Estamos a 12 de Agosto e o fogo de Monchique está debelado. Balanço final: 7 dias de incêndio, 27.000 hectares ardidos (o maior fogo europeu), 41 feridos (um deles, grave), 50 casas destruídas (total ou parcialmente), 509 pessoas retiradas das suas casa, 700 pessoas afectadas que receberam apoio das equipas de segurança social. Na operação, foram utilizados 1137 operacionais, 13 aeronaves, 396 viaturas de combate, tendo ainda sido criadas 9 zonas de concentração e apoio às populações. É obra.
Este fim-de-semana, foi um rodopio. Do presidente da república, ao primeiro-ministro, do ministro da administração interna ao ministro do ambiente, do ministro da agricultura aos partidos de oposição, estiveram lá todos. Enquanto os representantes do governo exultavam, por não ter havido vítimas (não é essa a principal missão da protecção civil?), alguns populares, obrigados a sair de casa pela GNR, protestavam por terem perdido as suas casas e haveres (!?). Marcelo, o presidente dos afectos, beijava-os a todos e ouvia com atenção, prometendo uma avaliação de toda a operação, para quando terminasse o Verão. Afinal, ainda falta um mês e meio para terminar a "época dos fogos" e nunca se sabe...

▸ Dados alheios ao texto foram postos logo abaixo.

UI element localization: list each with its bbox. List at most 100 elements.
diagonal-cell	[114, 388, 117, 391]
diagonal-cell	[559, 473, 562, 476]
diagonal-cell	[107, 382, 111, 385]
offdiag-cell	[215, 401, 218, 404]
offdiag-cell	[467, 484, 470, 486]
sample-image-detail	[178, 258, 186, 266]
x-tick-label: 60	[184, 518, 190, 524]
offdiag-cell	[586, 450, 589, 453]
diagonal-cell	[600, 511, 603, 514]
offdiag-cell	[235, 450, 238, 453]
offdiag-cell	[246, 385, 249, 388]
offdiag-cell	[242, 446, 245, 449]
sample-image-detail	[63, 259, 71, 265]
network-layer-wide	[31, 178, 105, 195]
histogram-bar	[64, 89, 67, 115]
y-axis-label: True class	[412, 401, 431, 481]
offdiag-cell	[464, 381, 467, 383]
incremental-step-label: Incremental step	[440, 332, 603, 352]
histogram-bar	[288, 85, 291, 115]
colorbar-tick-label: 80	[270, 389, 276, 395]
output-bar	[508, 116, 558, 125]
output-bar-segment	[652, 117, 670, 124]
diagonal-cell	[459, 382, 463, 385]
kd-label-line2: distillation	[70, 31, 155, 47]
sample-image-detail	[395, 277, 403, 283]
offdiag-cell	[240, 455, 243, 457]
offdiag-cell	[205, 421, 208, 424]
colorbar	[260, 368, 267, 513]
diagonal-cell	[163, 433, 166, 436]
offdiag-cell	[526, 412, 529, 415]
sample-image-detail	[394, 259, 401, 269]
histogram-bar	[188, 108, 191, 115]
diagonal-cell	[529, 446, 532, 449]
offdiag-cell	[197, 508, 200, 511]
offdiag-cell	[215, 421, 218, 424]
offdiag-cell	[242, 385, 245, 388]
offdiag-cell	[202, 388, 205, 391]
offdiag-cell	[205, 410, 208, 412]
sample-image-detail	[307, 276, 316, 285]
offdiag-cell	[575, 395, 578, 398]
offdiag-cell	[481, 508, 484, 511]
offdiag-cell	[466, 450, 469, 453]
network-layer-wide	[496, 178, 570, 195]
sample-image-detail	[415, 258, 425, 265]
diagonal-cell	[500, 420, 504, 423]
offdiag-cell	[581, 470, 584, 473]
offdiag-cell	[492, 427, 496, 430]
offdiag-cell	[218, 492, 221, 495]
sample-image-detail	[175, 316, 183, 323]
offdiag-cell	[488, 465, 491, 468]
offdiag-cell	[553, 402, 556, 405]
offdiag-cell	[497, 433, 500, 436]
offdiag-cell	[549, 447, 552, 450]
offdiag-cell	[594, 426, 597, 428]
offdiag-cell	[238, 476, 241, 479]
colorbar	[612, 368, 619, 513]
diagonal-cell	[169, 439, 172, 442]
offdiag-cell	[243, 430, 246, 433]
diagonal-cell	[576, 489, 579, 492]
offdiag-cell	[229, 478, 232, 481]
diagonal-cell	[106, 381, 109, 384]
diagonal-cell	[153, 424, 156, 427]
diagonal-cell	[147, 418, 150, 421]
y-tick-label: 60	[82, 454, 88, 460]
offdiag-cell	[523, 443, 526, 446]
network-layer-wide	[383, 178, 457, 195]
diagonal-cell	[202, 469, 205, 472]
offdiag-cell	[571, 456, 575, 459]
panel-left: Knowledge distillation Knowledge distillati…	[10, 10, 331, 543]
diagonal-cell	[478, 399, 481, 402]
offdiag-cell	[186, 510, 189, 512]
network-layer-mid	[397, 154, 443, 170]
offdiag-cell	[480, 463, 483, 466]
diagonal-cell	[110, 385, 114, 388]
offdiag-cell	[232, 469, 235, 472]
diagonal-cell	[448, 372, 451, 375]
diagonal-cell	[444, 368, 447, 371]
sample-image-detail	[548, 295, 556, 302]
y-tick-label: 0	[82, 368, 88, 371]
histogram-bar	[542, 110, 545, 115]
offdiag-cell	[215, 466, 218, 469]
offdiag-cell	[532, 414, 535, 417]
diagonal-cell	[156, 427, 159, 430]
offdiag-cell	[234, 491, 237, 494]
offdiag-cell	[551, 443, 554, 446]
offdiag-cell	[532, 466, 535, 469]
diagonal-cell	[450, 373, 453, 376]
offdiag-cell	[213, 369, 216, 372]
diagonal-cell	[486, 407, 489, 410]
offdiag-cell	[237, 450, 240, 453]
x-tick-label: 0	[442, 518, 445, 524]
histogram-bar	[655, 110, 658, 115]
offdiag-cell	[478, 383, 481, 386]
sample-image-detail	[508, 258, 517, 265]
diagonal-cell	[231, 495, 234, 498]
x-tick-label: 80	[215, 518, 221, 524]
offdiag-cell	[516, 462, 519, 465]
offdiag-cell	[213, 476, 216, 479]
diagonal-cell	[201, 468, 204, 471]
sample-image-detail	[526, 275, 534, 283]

Estou contente por não ter havido vítimas. A protecção civil aprendeu a lição do ano passado e esteve bem desta vez. Não se compreende as críticas daqueles que recusavam sair das casas, pondo as suas vidas em perigo. Entre salvar bens materiais e vidas humanas, não pode haver hesitação.

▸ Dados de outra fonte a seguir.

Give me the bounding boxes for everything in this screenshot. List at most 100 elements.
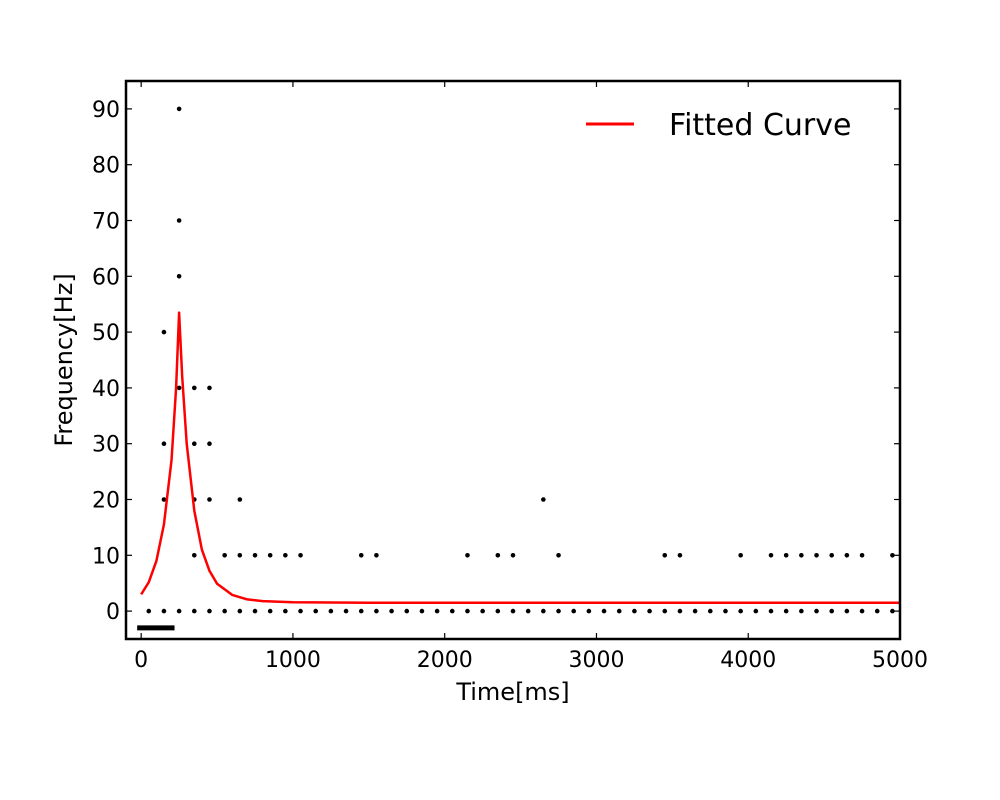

Obviamente, que perder casas, animais e plantações agrícolas, é sempre doloroso. Muitas daquelas pessoas já não voltarão à agricultura. Mas, uma casa pode reconstruir-se sempre e haverá apoios para recomeçar uma nova vida. Não perceber isto e criticar esta intervenção do governo, é ajudar à onda de populismo que a oposição, à falta de alternativas, tenta cavalgar a todo o custo.

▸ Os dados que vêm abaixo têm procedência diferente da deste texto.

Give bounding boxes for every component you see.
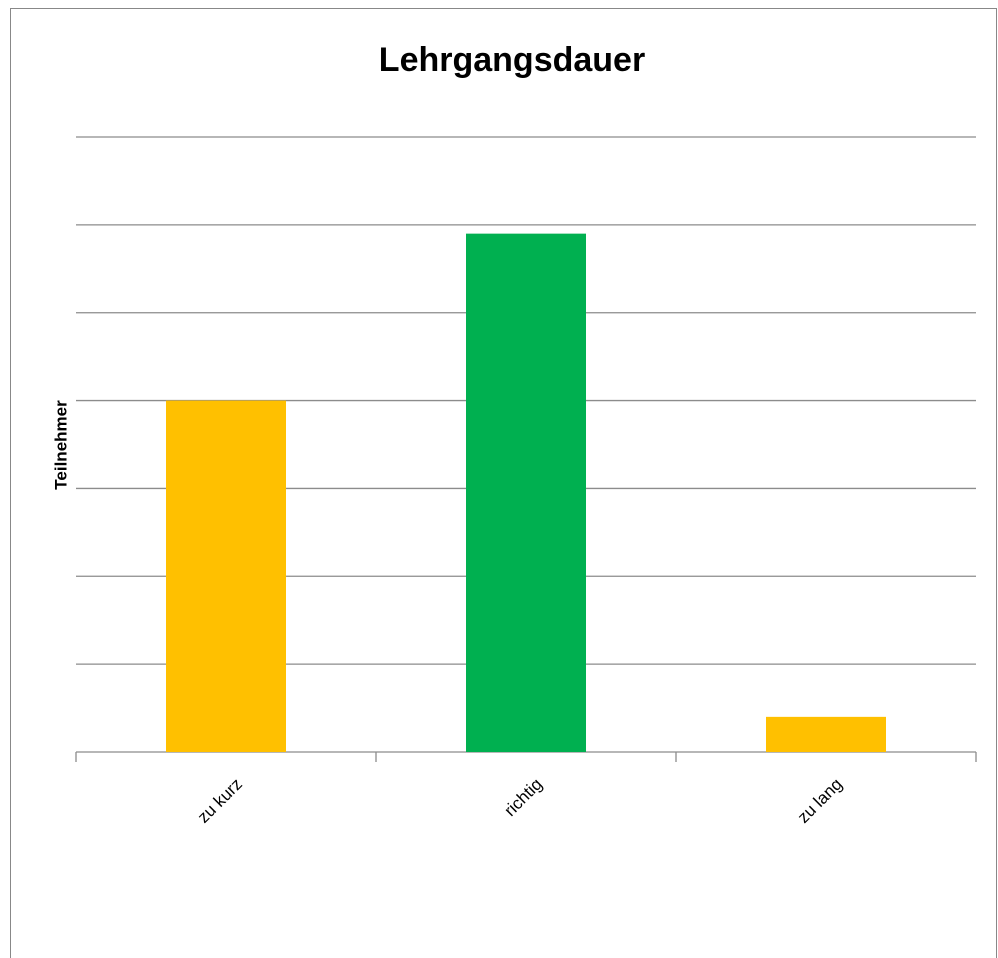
bar	[466, 233, 586, 753]
bar	[166, 400, 286, 752]
chart-title: Lehrgangsdauer	[379, 41, 645, 79]
y-axis-label: Teilnehmer	[51, 400, 70, 490]
bar	[766, 716, 886, 752]
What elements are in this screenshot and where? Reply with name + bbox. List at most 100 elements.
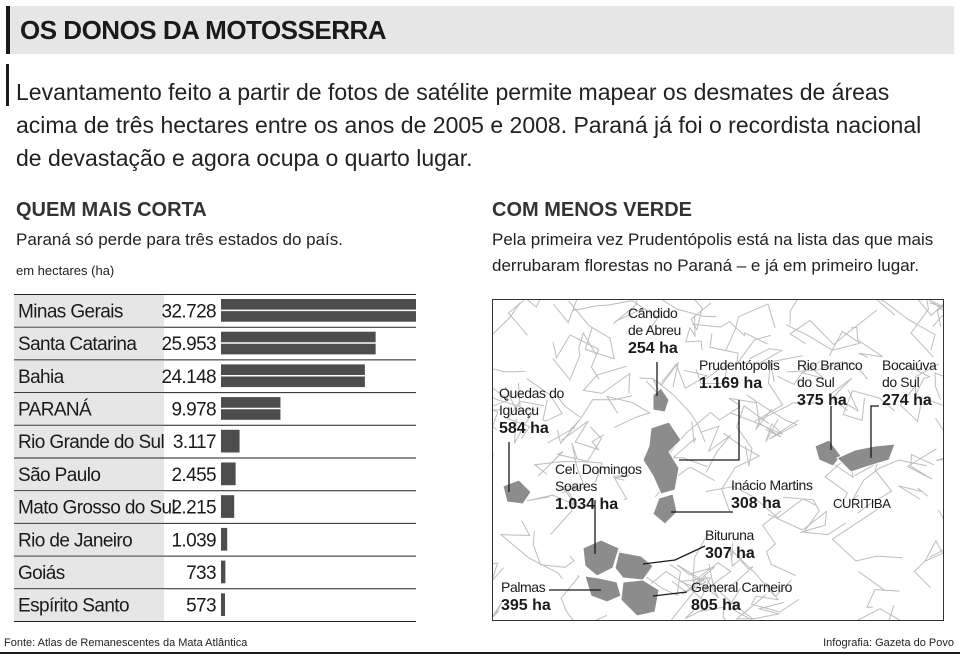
leader-line [870,405,879,458]
value-label: 32.728 [161,301,216,322]
border-line [676,564,707,595]
category-label: Espírito Santo [18,596,129,617]
border-line [786,361,868,380]
border-line [695,364,728,385]
left-section-title: QUEM MAIS CORTA [16,199,207,221]
border-line [504,386,536,444]
place-name: Soares [555,478,597,494]
place-value: 584 ha [499,420,549,437]
border-line [755,402,821,431]
border-line [725,303,776,351]
category-cell [14,589,164,621]
category-label: PARANÁ [18,399,92,420]
place-name: Inácio Martins [731,477,813,493]
category-cell [14,295,164,327]
value-label: 573 [186,596,216,617]
category-label: São Paulo [18,465,100,486]
place-name: Bituruna [705,527,755,543]
place-name: Cel. Domingos [555,461,642,477]
border-line [903,363,940,396]
place-value: 274 ha [882,392,932,409]
value-label: 24.148 [161,367,216,388]
border-line [493,302,526,373]
unit-label: em hectares (ha) [16,263,115,278]
border-line [748,348,803,365]
lead-paragraph: Levantamento feito a partir de fotos de … [16,79,922,171]
border-line [560,575,608,620]
left-section-subtitle: Paraná só perde para três estados do paí… [16,230,343,249]
region-bituruna [614,551,654,581]
category-cell [14,425,164,458]
leader-line [642,545,706,565]
border-line [917,300,943,328]
leader-line [679,400,740,461]
border-line [552,331,597,381]
border-line [606,395,651,429]
bar [221,462,236,486]
region-prudentopolis [642,421,682,495]
border-line [898,485,929,500]
category-label: Santa Catarina [18,334,137,355]
border-line [493,387,510,411]
border-line [507,300,528,336]
place-name: General Carneiro [691,579,793,595]
place-name: do Sul [882,374,920,390]
border-line [921,372,943,406]
border-line [639,377,706,443]
border-line [550,485,579,535]
border-line [493,602,503,618]
header-bar: OS DONOS DA MOTOSSERRA [6,6,954,54]
border-line [851,459,927,501]
border-line [685,315,703,351]
border-line [724,543,754,592]
value-label: 733 [186,563,216,584]
region-cel-domingos-soares [582,539,620,577]
border-line [824,454,854,508]
category-label: Mato Grosso do Sul [18,498,175,519]
border-line [913,539,943,589]
border-line [906,448,937,480]
region-general-carneiro [620,579,660,617]
value-label: 2.455 [171,465,216,486]
place-value: 395 ha [501,597,551,614]
border-line [730,412,783,443]
border-line [876,300,936,351]
border-line [910,300,943,358]
border-line [568,300,615,360]
place-name: Rio Branco [797,357,863,373]
border-line [661,363,709,390]
border-line [552,334,600,380]
value-label: 3.117 [173,432,216,453]
place-name: Palmas [501,579,546,595]
border-line [736,405,770,467]
place-name: Iguaçu [499,402,539,418]
border-line [650,570,711,619]
right-section-subtitle-1: Pela primeira vez Prudentópolis está na … [492,230,934,249]
border-line [789,309,878,346]
bottom-rule [0,652,960,654]
border-line [828,377,860,413]
bar-chart: Minas Gerais 32.728 Santa Catarina 25.953 Ba… [14,294,416,622]
region-bocaiuva-do-sul [836,443,896,473]
lead-accent-bar [6,64,9,106]
page-title: OS DONOS DA MOTOSSERRA [20,15,387,45]
place-name: Quedas do [499,385,565,401]
place-value: 254 ha [628,340,678,357]
place-name: Prudentópolis [699,357,780,373]
bar [221,495,235,518]
border-line [493,382,521,408]
border-line [728,587,784,620]
border-line [929,300,943,328]
place-name: Bocaiúva [882,357,937,373]
category-cell [14,458,164,491]
municipality-borders [493,300,943,620]
border-line [899,386,925,423]
right-section-subtitle-2: derrubaram florestas no Paraná – e já em… [492,256,920,275]
border-line [700,425,731,473]
place-value: 805 ha [691,597,741,614]
value-label: 2.215 [171,498,216,519]
border-line [493,409,499,457]
right-section-title: COM MENOS VERDE [492,199,693,221]
category-label: Bahia [18,367,65,388]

Outra coisa, não menos importante, é a prevenção que continua a falhar, pese embora os esforços feitos no último ano. Coisas básicas como o cadastro do território, o ordenamento da floresta, o combate à desertificação e os incentivos económicos, de que toda a gente fala (mas que só uns poucos usufruem), devem estar no topo da agenda política de qualquer governo. A floresta portuguesa (que já foi a maior a nível europeu, em termos proporcionais de território), é ainda a nossa segunda maior riqueza natural (a primeira é o mar). As causas dos fogos estão estudadas e os diagnósticos apontam todos no mesmo sentido: desertificação do interior (75% da população vive no litoral); ordenamento do território (não existe um cadastro de terras a Norte do Tejo, o que dificulta a identificação e emparcelamento das propriedades); monocultura de determinadas espécies, como o eucalipto e o pinheiro bravo (o que aumenta a combustão e alimenta o fogo) e, finalmente, o aquecimento global que existe e vai aumentar. À excepção da última variável, que não podemos controlar, o governo pode tentar inverter e melhorar a situação. Fogos, existirão sempre. Trata-se de minimizá-los e para isso é preciso investir na prevenção, que é como quem diz, no futuro. Deixar o país melhor, deve ser o desígnio de qualquer político. A verdadeira "prova de fogo".